Mistress America

Posted by Joel Copling on August 28, 2015

Director Noah Baumbach is apparently one for populating his movies with slightly neurotic characters, and "Mistress America" is no different. In fact, it's filled in every scene with two or three neurotic characters waxing Millennial about the problems that plague them, before becoming a chamber comedy about the neuroses of every major or secondary character to whom we've been introduced. It's a chaotic mix made more palatable through Baumbach's staging, and at least the business of the dialogue is balanced well by the setting (a white, spotlessly clean house). It also helps that these characters are largely, well, not unlikable.

That does make them easy to relate to, though, such as our heroine Tracy (Lola Kirke in a performance that should get her more roles very quickly), an 18-year-old, aspiring writer who wants to be a part of the most exclusive writing club at her university. She meets Brooke (Greta Gerwig, who also co-wrote the screenplay with Baumbach), a whirlwind of nervous energy and four-letter words, whose dad is about to marry Tracy's mom. Brooke is an interior designer with big dreams of opening a restaurant, despite only a domestic, casual background in cooking. She also has deep resentment for her former best friend Mamie-Claire (Heather Lind), who, according to Brooke, stole her ex-boyfriend Dylan (Michael Chernus), her idea for a fun T-shirt, and her cats.

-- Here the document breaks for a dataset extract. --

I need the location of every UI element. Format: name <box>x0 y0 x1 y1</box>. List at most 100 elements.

Almost the entirety of the second half is spent in Dylan and Mamie-Claire's house while Brooke pitches the restaurant idea (poorly and without much conviction) to the former for an investment of his apparent boatload of money. It's packed to the gills with on-the-nose dialogue and blunt interactions. Some of this feels extraneous (such as the inclusion of Tony, a classmate of Tracy's played by Matthew Shear for whom she could be a romantic foible, and Nicolette, Tony's current girlfriend played by Jasmine Cephas Jones as someone with only a single characteristic of "jealous," as well as various tertiary characters who enter and exit at the whims of the screenplay); by and large, "Mistress America" works because the performances are so convincing, especially the way Brooke's attitude toward life seems to rub off on Tracy and the manner in which Brooke and Dylan reach a sort of closure. The whole thing is a way of airing out insecurities, but it's smart enough not to tidy up after itself in a manufactured way.

Film Information

Lola Kirke (Tracy), Greta Gerwig (Brooke), Matthew Shear (Tony), Heather Lind (Mamie-Claire), Michael Chernus (Dylan), Jasmine Cephas Jones (Nicolette).

Directed by Noah Baumbach and written by Baumbach and Greta Gerwig.

Rated R (language including sexual references).

84 minutes.

Released in select cities on August 14, 2015.